Friday, May 15, 2009

Aunties and Uncles

When I was growing up in the deep south, we were taught manners. We said "yes, ma'am" and "no, sir", and "please" and "thank you". If I had ever said, "Yeah" to a teacher I quite possibly would have been expelled.

No one would have questioned it.

I kid you not - true story - I once had a teacher threaten to break my arm because I shrugged my shoulders at her instead of saying, "I don't know." (Oh, if only we knew then what we know now about law suits. My family could have been wealthy.)

I'm not bitter.

All teachers were addressed as Mr./Mrs./Miss and their last name. Teachers did not have first names or if they did, we certainly never used them. That was a sign of total disrespect and none of us ever dared to cross that line and find out what the punishment would be.

When I was in college, my tenth grade English teacher was in my creative writing course working on her masters. She told all the students to treat her as any other student and call her "Carol".

I couldn't do it.

Now often, there were adults in our lives who weren't related to us, but were friends of the family. These people were often given the title of Mr./Mrs./Miss and their first name. It was a way of bestowing honorary Aunt and Uncle titles on them. It showed that they were your parent's best friends, or someone you saw at church all the time, or your dance instructor (who was totally cool and not at all like a school teacher) and they were just too close to you to keep the formality of the last name between you.

When we had our own kids, we followed the same rules of addressing adults that we had been taught. We never thought anything about it.

Then Kerry joined the Army and we left the deep south.

We met Yankees.

We discovered that Yankees do not like to be dubbed honorary aunts and uncles. They like the formality (they call it respect) of being addressed by their last names. We found this very odd, but came across it more and more as we moved around the country. We finally came to realize that most people outside of the south do not like children calling them by their first names, even when Mr./Mrs./Miss is in front of it.
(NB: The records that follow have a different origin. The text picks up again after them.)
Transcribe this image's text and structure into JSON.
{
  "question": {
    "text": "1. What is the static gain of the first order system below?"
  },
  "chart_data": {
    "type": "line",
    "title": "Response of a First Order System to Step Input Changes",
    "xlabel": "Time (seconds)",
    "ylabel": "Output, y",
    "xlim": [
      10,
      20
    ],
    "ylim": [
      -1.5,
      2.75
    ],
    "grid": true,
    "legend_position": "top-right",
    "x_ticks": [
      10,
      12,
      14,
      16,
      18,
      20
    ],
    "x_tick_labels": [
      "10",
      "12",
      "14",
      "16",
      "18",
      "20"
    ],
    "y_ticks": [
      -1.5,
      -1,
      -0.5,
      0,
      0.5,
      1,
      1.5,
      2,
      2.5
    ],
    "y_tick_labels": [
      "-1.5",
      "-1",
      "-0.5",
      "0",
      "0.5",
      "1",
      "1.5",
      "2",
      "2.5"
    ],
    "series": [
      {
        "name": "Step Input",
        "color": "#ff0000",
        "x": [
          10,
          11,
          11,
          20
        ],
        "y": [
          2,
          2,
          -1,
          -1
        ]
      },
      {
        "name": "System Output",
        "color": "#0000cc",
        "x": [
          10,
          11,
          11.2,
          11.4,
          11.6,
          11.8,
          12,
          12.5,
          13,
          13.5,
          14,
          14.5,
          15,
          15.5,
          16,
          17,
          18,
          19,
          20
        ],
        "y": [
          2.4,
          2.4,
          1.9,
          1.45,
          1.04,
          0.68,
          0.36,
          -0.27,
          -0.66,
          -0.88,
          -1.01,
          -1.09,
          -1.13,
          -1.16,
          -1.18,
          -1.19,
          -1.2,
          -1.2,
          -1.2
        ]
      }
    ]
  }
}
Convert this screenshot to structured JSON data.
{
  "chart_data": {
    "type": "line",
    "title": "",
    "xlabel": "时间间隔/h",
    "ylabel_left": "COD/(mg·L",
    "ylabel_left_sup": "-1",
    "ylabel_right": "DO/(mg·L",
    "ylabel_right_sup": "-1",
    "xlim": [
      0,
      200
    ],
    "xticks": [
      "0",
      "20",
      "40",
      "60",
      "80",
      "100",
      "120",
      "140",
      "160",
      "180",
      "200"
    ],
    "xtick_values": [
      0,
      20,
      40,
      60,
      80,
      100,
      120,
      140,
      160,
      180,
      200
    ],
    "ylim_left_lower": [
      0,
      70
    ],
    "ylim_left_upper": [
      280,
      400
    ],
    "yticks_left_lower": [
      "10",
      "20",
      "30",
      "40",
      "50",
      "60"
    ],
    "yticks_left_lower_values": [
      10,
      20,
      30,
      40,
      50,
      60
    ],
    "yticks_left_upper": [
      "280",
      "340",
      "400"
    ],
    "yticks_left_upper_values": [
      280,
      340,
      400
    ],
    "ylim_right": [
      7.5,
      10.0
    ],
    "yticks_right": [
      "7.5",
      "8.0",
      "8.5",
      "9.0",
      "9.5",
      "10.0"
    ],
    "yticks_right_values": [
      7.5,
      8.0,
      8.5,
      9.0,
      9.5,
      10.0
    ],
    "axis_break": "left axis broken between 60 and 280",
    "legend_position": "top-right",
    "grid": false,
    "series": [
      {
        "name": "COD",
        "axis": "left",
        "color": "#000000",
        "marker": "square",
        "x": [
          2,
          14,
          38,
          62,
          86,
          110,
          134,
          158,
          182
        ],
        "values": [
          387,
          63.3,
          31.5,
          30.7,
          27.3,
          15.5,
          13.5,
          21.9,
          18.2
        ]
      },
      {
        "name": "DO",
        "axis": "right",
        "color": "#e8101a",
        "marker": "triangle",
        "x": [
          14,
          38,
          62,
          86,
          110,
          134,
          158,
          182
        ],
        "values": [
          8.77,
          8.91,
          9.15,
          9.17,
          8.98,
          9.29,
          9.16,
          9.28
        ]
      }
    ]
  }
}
Now, we have moved to Hawaii.

We have to learn a new system.

In Hawaii, adults are dubbed "Aunties and Uncles"..........even if they don't know you. Auntie is just another word for "Ma'am" or "Hey, Lady!" I was at church one day and a young boy near me was chanting at me, "Auntie! Auntie! Auntie!" I had no idea he was talking to me. When Emily was introduced to her new Sunday School teacher she was told, "Call me Auntie Kim, everyone does." ", thank you," was Emily's reply (she has since adopted the new system).

Now that more of the kids know me, I've become "Auntie Amy" but still those who don't know me just holler, "Auntie!" They holler because they think I'm deaf since I don't respond the first few times they try to get my attention.

The new system takes some getting used to.


  1. Isn't it funny how different customs are. Over here in Germany, adults rarely smile and especially at kids so when we were at the Dallas airport people were talking to the kids and Emma (was only 17 mon when we arrived in Germany) kept telling me they are smiling and talking to her...why? :) I tried to explain we were in the states and people are just that way here and are trying to be nice. It isn't that the people here are not nice or don't like kids...just the way they do things.